И поэтому когда из России звучат предложения вести какие-то переговоры, ну так надо за них цепляться и пробовать вести эти переговоры. Но они же даже не пробуют!
Мария Чуприна: Все, что вы говорите, звучит несколько, на мой взгляд, безнадежно, потому что перспектив, что в мире появится какой-то человек, который будет серьезно, на серьезном уровне заниматься политикой и понимать все эти процессы, на мой взгляд, их пока нет. Что остается делать? Просто ждать, надеяться на чудо?
Григорий Явлинский: Ну, во-первых, я все же верю, что темы, которые мы с вами обсуждаем, и выводы, которые мы делаем, в конце концов достигнут понимания.
Кроме того, на самом деле риски, которые принимает на себя Белый дом в Вашингтоне, риски, которые принимает на себя Киев, риски, которые принимает на себя Европейский союз, риски Москвы настолько серьезны и велики, что раньше или позже все вот эти главные субъекты всей этой ситуации раньше или позже придут к пониманию.
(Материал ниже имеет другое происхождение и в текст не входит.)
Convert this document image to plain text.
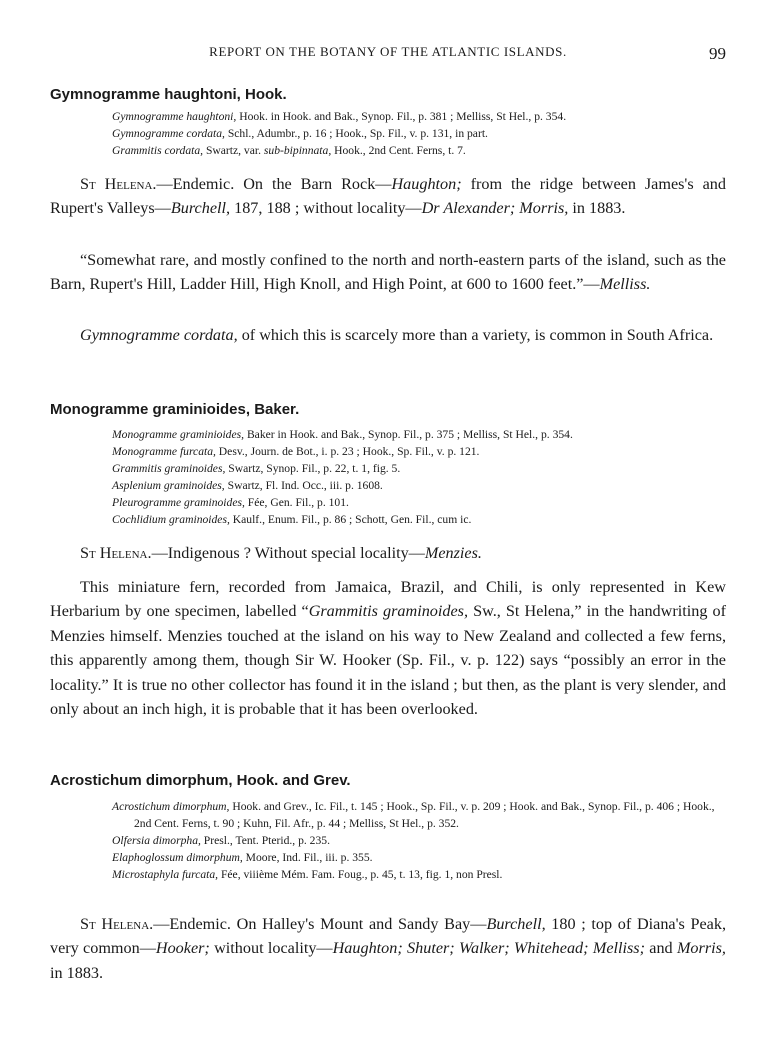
REPORT ON THE BOTANY OF THE ATLANTIC ISLANDS.	99
Gymnogramme haughtoni, Hook.
Gymnogramme haughtoni, Hook. in Hook. and Bak., Synop. Fil., p. 381 ; Melliss, St Hel., p. 354.
Gymnogramme cordata, Schl., Adumbr., p. 16 ; Hook., Sp. Fil., v. p. 131, in part.
Grammitis cordata, Swartz, var. sub-bipinnata, Hook., 2nd Cent. Ferns, t. 7.

St Helena.—Endemic. On the Barn Rock—Haughton; from the ridge between James's and Rupert's Valleys—Burchell, 187, 188 ; without locality—Dr Alexander; Morris, in 1883.

“Somewhat rare, and mostly confined to the north and north-eastern parts of the island, such as the Barn, Rupert's Hill, Ladder Hill, High Knoll, and High Point, at 600 to 1600 feet.”—Melliss.

Gymnogramme cordata, of which this is scarcely more than a variety, is common in South Africa.

Monogramme graminioides, Baker.
Monogramme graminioides, Baker in Hook. and Bak., Synop. Fil., p. 375 ; Melliss, St Hel., p. 354.
Monogramme furcata, Desv., Journ. de Bot., i. p. 23 ; Hook., Sp. Fil., v. p. 121.
Grammitis graminoides, Swartz, Synop. Fil., p. 22, t. 1, fig. 5.
Asplenium graminoides, Swartz, Fl. Ind. Occ., iii. p. 1608.
Pleurogramme graminoides, Fée, Gen. Fil., p. 101.
Cochlidium graminoides, Kaulf., Enum. Fil., p. 86 ; Schott, Gen. Fil., cum ic.

St Helena.—Indigenous ? Without special locality—Menzies.

This miniature fern, recorded from Jamaica, Brazil, and Chili, is only represented in Kew Herbarium by one specimen, labelled “Grammitis graminoides, Sw., St Helena,” in the handwriting of Menzies himself. Menzies touched at the island on his way to New Zealand and collected a few ferns, this apparently among them, though Sir W. Hooker (Sp. Fil., v. p. 122) says “possibly an error in the locality.” It is true no other collector has found it in the island ; but then, as the plant is very slender, and only about an inch high, it is probable that it has been overlooked.

Acrostichum dimorphum, Hook. and Grev.
Acrostichum dimorphum, Hook. and Grev., Ic. Fil., t. 145 ; Hook., Sp. Fil., v. p. 209 ; Hook. and Bak., Synop. Fil., p. 406 ; Hook., 2nd Cent. Ferns, t. 90 ; Kuhn, Fil. Afr., p. 44 ; Melliss, St Hel., p. 352.
Olfersia dimorpha, Presl., Tent. Pterid., p. 235.
Elaphoglossum dimorphum, Moore, Ind. Fil., iii. p. 355.
Microstaphyla furcata, Fée, viiième Mém. Fam. Foug., p. 45, t. 13, fig. 1, non Presl.

St Helena.—Endemic. On Halley's Mount and Sandy Bay—Burchell, 180 ; top of Diana's Peak, very common—Hooker; without locality—Haughton; Shuter; Walker; Whitehead; Melliss; and Morris, in 1883.
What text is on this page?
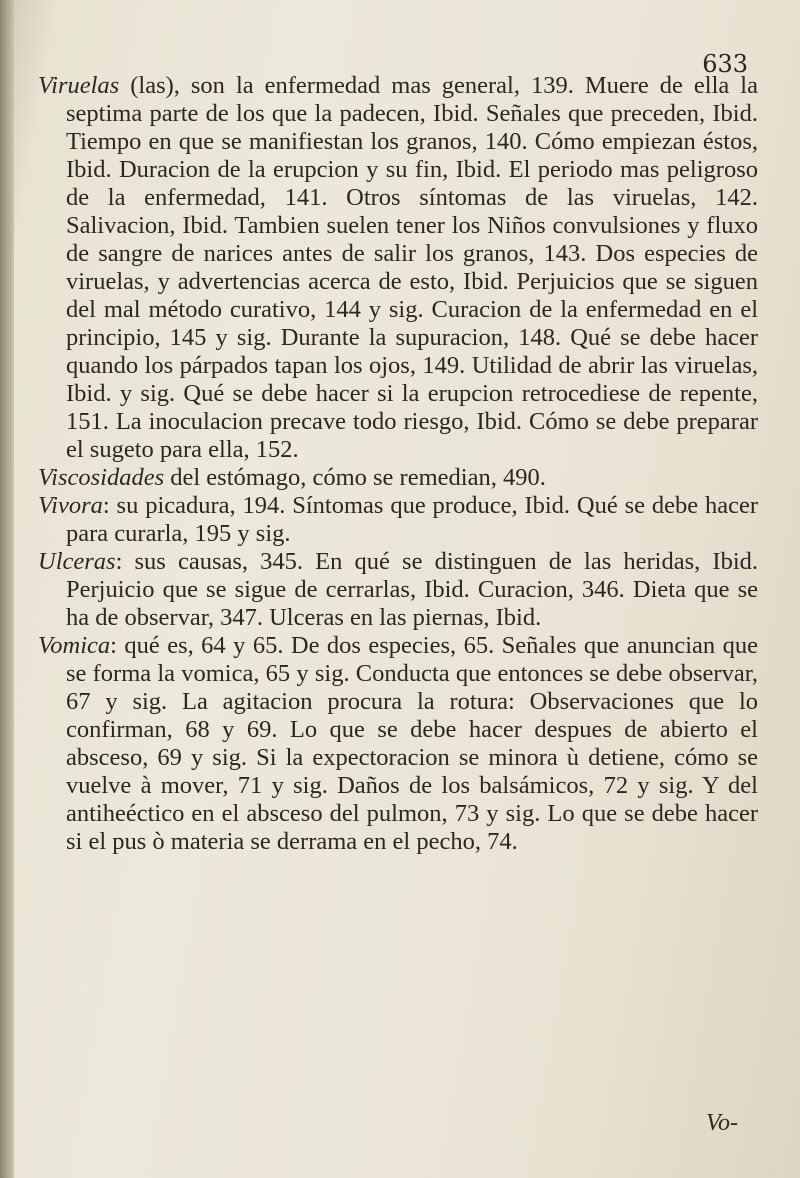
633

Viruelas (las), son la enfermedad mas general, 139. Muere de ella la septima parte de los que la padecen, Ibid. Señales que preceden, Ibid. Tiempo en que se manifiestan los granos, 140. Cómo empiezan éstos, Ibid. Duracion de la erupcion y su fin, Ibid. El periodo mas peligroso de la enfermedad, 141. Otros síntomas de las viruelas, 142. Salivacion, Ibid. Tambien suelen tener los Niños convulsiones y fluxo de sangre de narices antes de salir los granos, 143. Dos especies de viruelas, y advertencias acerca de esto, Ibid. Perjuicios que se siguen del mal método curativo, 144 y sig. Curacion de la enfermedad en el principio, 145 y sig. Durante la supuracion, 148. Qué se debe hacer quando los párpados tapan los ojos, 149. Utilidad de abrir las viruelas, Ibid. y sig. Qué se debe hacer si la erupcion retrocediese de repente, 151. La inoculacion precave todo riesgo, Ibid. Cómo se debe preparar el sugeto para ella, 152.

Viscosidades del estómago, cómo se remedian, 490.

Vivora: su picadura, 194. Síntomas que produce, Ibid. Qué se debe hacer para curarla, 195 y sig.

Ulceras: sus causas, 345. En qué se distinguen de las heridas, Ibid. Perjuicio que se sigue de cerrarlas, Ibid. Curacion, 346. Dieta que se ha de observar, 347. Ulceras en las piernas, Ibid.

Vomica: qué es, 64 y 65. De dos especies, 65. Señales que anuncian que se forma la vomica, 65 y sig. Conducta que entonces se debe observar, 67 y sig. La agitacion procura la rotura: Observaciones que lo confirman, 68 y 69. Lo que se debe hacer despues de abierto el absceso, 69 y sig. Si la expectoracion se minora ù detiene, cómo se vuelve à mover, 71 y sig. Daños de los balsámicos, 72 y sig. Y del antiheéctico en el absceso del pulmon, 73 y sig. Lo que se debe hacer si el pus ò materia se derrama en el pecho, 74.

Vo-
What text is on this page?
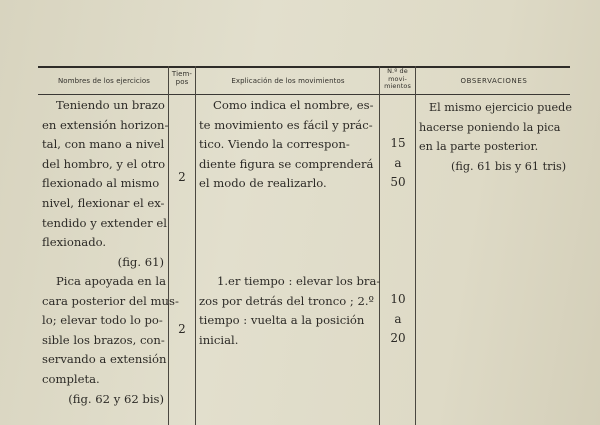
Nombres de los ejercicios
Tiem-
pos	Explicación de los movimientos
N.º de
movi-
mientos
OBSERVACIONES
Teniendo un brazo
en extensión horizon-
tal, con mano a nivel
del hombro, y el otro
flexionado al mismo
nivel, flexionar el ex-
tendido y extender el
flexionado.
(fig. 61)
2
Como indica el nombre, es-
te movimiento es fácil y prác-
tico. Viendo la correspon-
diente figura se comprenderá
el modo de realizarlo.
15
a
50
El mismo ejercicio puede
hacerse poniendo la pica
en la parte posterior.
(fig. 61 bis y 61 tris)
Pica apoyada en la
cara posterior del mus-
lo; elevar todo lo po-
sible los brazos, con-
servando a extensión
completa.
(fig. 62 y 62 bis)
2
1.er tiempo : elevar los bra-
zos por detrás del tronco ; 2.º
tiempo : vuelta a la posición
inicial.
10
a
20
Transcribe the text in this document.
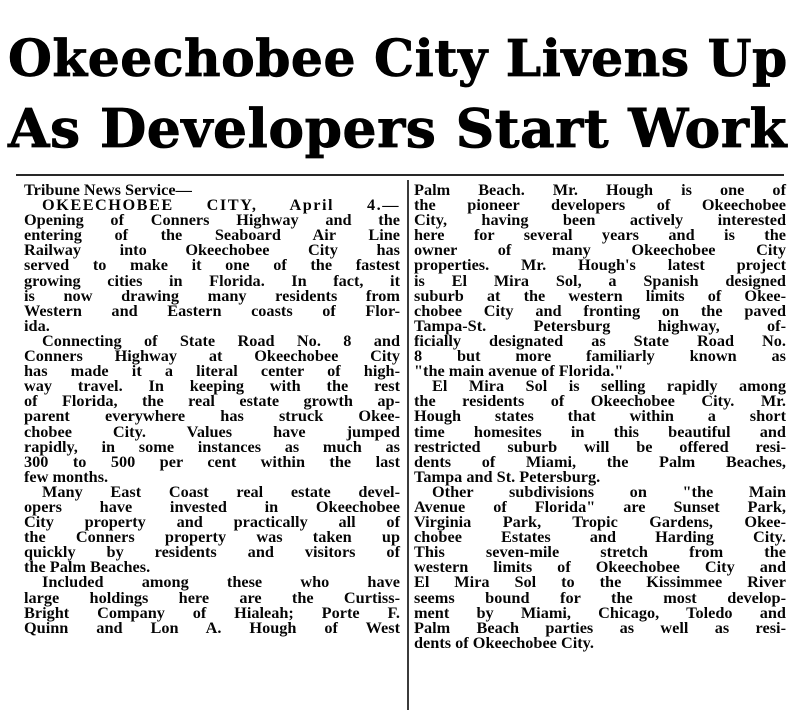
Okeechobee City Livens Up
As Developers Start Work
Tribune News Service—
OKEECHOBEE CITY, April 4.—
Opening of Conners Highway and the
entering of the Seaboard Air Line
Railway into Okeechobee City has
served to make it one of the fastest
growing cities in Florida. In fact, it
is now drawing many residents from
Western and Eastern coasts of Flor-
ida.
Connecting of State Road No. 8 and
Conners Highway at Okeechobee City
has made it a literal center of high-
way travel. In keeping with the rest
of Florida, the real estate growth ap-
parent everywhere has struck Okee-
chobee City. Values have jumped
rapidly, in some instances as much as
300 to 500 per cent within the last
few months.
Many East Coast real estate devel-
opers have invested in Okeechobee
City property and practically all of
the Conners property was taken up
quickly by residents and visitors of
the Palm Beaches.
Included among these who have
large holdings here are the Curtiss-
Bright Company of Hialeah; Porte F.
Quinn and Lon A. Hough of West
Palm Beach. Mr. Hough is one of
the pioneer developers of Okeechobee
City, having been actively interested
here for several years and is the
owner of many Okeechobee City
properties. Mr. Hough's latest project
is El Mira Sol, a Spanish designed
suburb at the western limits of Okee-
chobee City and fronting on the paved
Tampa-St. Petersburg highway, of-
ficially designated as State Road No.
8 but more familiarly known as
"the main avenue of Florida."
El Mira Sol is selling rapidly among
the residents of Okeechobee City. Mr.
Hough states that within a short
time homesites in this beautiful and
restricted suburb will be offered resi-
dents of Miami, the Palm Beaches,
Tampa and St. Petersburg.
Other subdivisions on "the Main
Avenue of Florida" are Sunset Park,
Virginia Park, Tropic Gardens, Okee-
chobee Estates and Harding City.
This seven-mile stretch from the
western limits of Okeechobee City and
El Mira Sol to the Kissimmee River
seems bound for the most develop-
ment by Miami, Chicago, Toledo and
Palm Beach parties as well as resi-
dents of Okeechobee City.
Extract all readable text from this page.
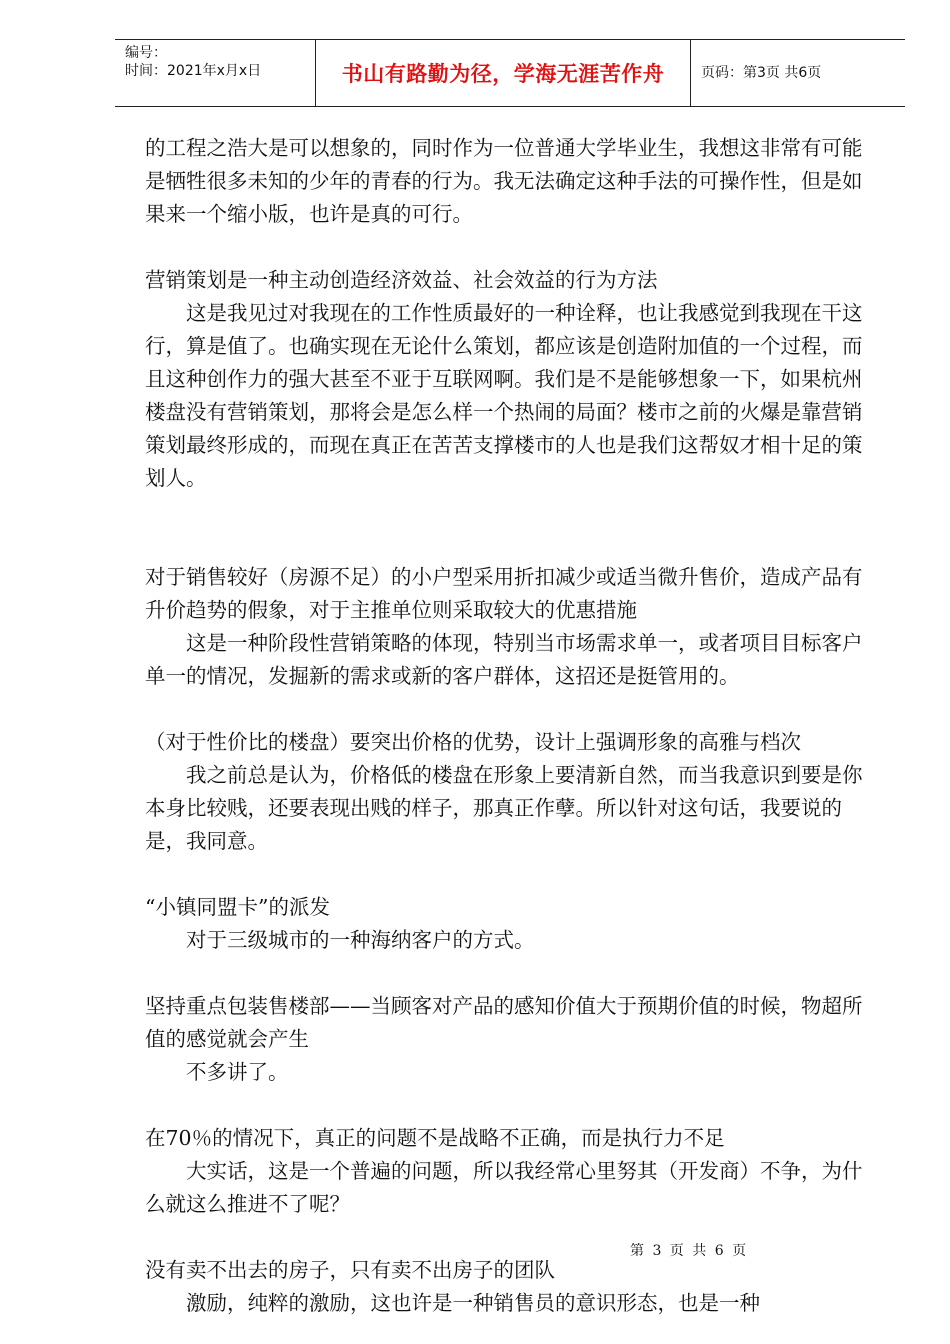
编号：
时间：2021年x月x日	书山有路勤为径，学海无涯苦作舟	页码：第3页 共6页

的工程之浩大是可以想象的，同时作为一位普通大学毕业生，我想这非常有可能是牺牲很多未知的少年的青春的行为。我无法确定这种手法的可操作性，但是如果来一个缩小版，也许是真的可行。

营销策划是一种主动创造经济效益、社会效益的行为方法

这是我见过对我现在的工作性质最好的一种诠释，也让我感觉到我现在干这行，算是值了。也确实现在无论什么策划，都应该是创造附加值的一个过程，而且这种创作力的强大甚至不亚于互联网啊。我们是不是能够想象一下，如果杭州楼盘没有营销策划，那将会是怎么样一个热闹的局面？楼市之前的火爆是靠营销策划最终形成的，而现在真正在苦苦支撑楼市的人也是我们这帮奴才相十足的策划人。

对于销售较好（房源不足）的小户型采用折扣减少或适当微升售价，造成产品有升价趋势的假象，对于主推单位则采取较大的优惠措施

这是一种阶段性营销策略的体现，特别当市场需求单一，或者项目目标客户单一的情况，发掘新的需求或新的客户群体，这招还是挺管用的。

（对于性价比的楼盘）要突出价格的优势，设计上强调形象的高雅与档次

我之前总是认为，价格低的楼盘在形象上要清新自然，而当我意识到要是你本身比较贱，还要表现出贱的样子，那真正作孽。所以针对这句话，我要说的是，我同意。

“小镇同盟卡”的派发

对于三级城市的一种海纳客户的方式。

坚持重点包装售楼部——当顾客对产品的感知价值大于预期价值的时候，物超所值的感觉就会产生

不多讲了。

在70％的情况下，真正的问题不是战略不正确，而是执行力不足

大实话，这是一个普遍的问题，所以我经常心里努其（开发商）不争，为什么就这么推进不了呢？

没有卖不出去的房子，只有卖不出房子的团队

激励，纯粹的激励，这也许是一种销售员的意识形态，也是一种

第 3 页 共 6 页
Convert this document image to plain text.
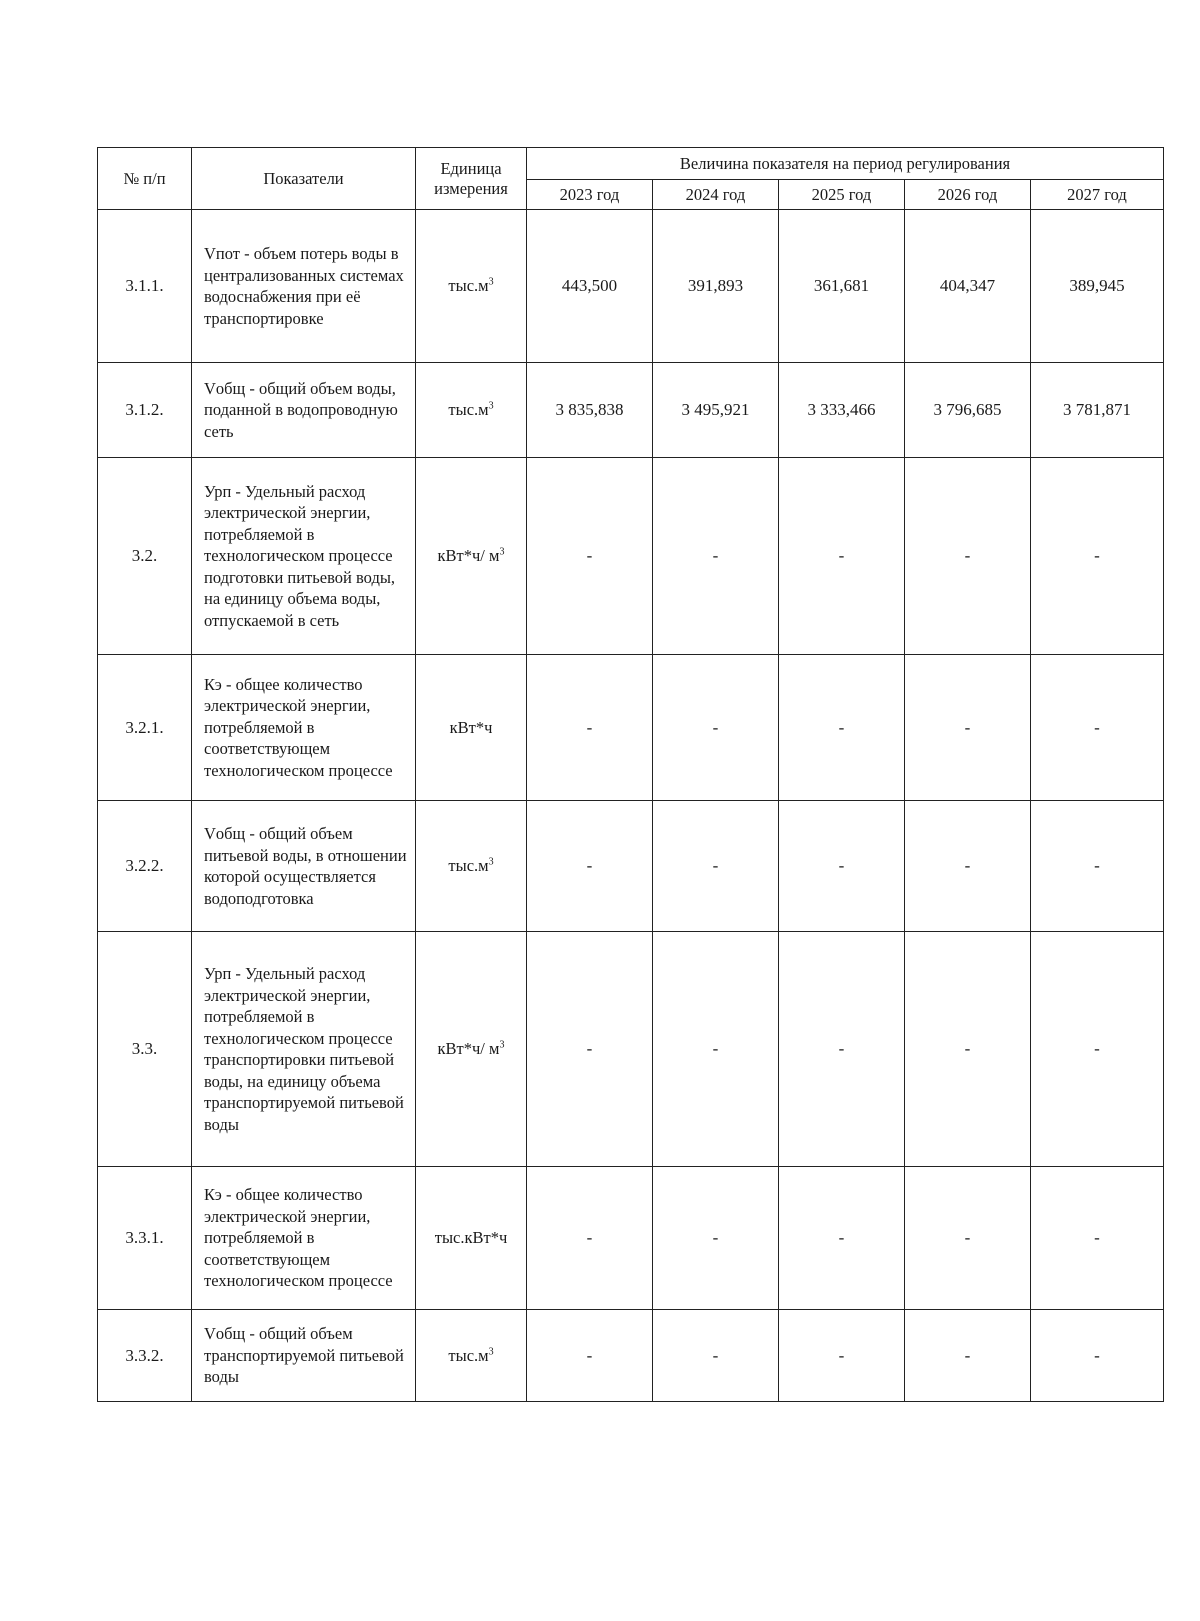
№ п/п	Показатели	Единица измерения	Величина показателя на период регулирования				
			2023 год	2024 год	2025 год	2026 год	2027 год
3.1.1.	Vпот - объем потерь воды в централизованных системах водоснабжения при её транспортировке	$тыс.м^3$	443,500	391,893	361,681	404,347	389,945
3.1.2.	Vобщ - общий объем воды, поданной в водопроводную сеть	$тыс.м^3$	3 835,838	3 495,921	3 333,466	3 796,685	3 781,871
3.2.	Урп - Удельный расход электрической энергии, потребляемой в технологическом процессе подготовки питьевой воды, на единицу объема воды, отпускаемой в сеть	кВт*ч/ $м^3$	-	-	-	-	-
3.2.1.	Кэ - общее количество электрической энергии, потребляемой в соответствующем технологическом процессе	кВт*ч	-	-	-	-	-
3.2.2.	Vобщ - общий объем питьевой воды, в отношении которой осуществляется водоподготовка	$тыс.м^3$	-	-	-	-	-
3.3.	Урп - Удельный расход электрической энергии, потребляемой в технологическом процессе транспортировки питьевой воды, на единицу объема транспортируемой питьевой воды	кВт*ч/ $м^3$	-	-	-	-	-
3.3.1.	Кэ - общее количество электрической энергии, потребляемой в соответствующем технологическом процессе	тыс.кВт*ч	-	-	-	-	-
3.3.2.	Vобщ - общий объем транспортируемой питьевой воды	$тыс.м^3$	-	-	-	-	-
Просто то, что я сегодня говорю, смысл такой: раньше или позже, в этой ситуации цена того, что позже, – это жизнь людей. Людей убивают и калечат, и экономические перспективы сжимаются, а это значит, что будущее находится в состоянии ударов по нему. По нему бьют, и оно сжимается, и перспектива исчезает. Вот какая цена, раньше или позже.
Я надеюсь, что, конечно, поймут, тут нет… Я уже вам говорил: есть такие корпорации, которые работают, не знаю, лет 80, являются очень авторитетными, специальными стратегическими, исследовательскими, как RAND Corporation, поэтому есть на что опираться, есть что услышать.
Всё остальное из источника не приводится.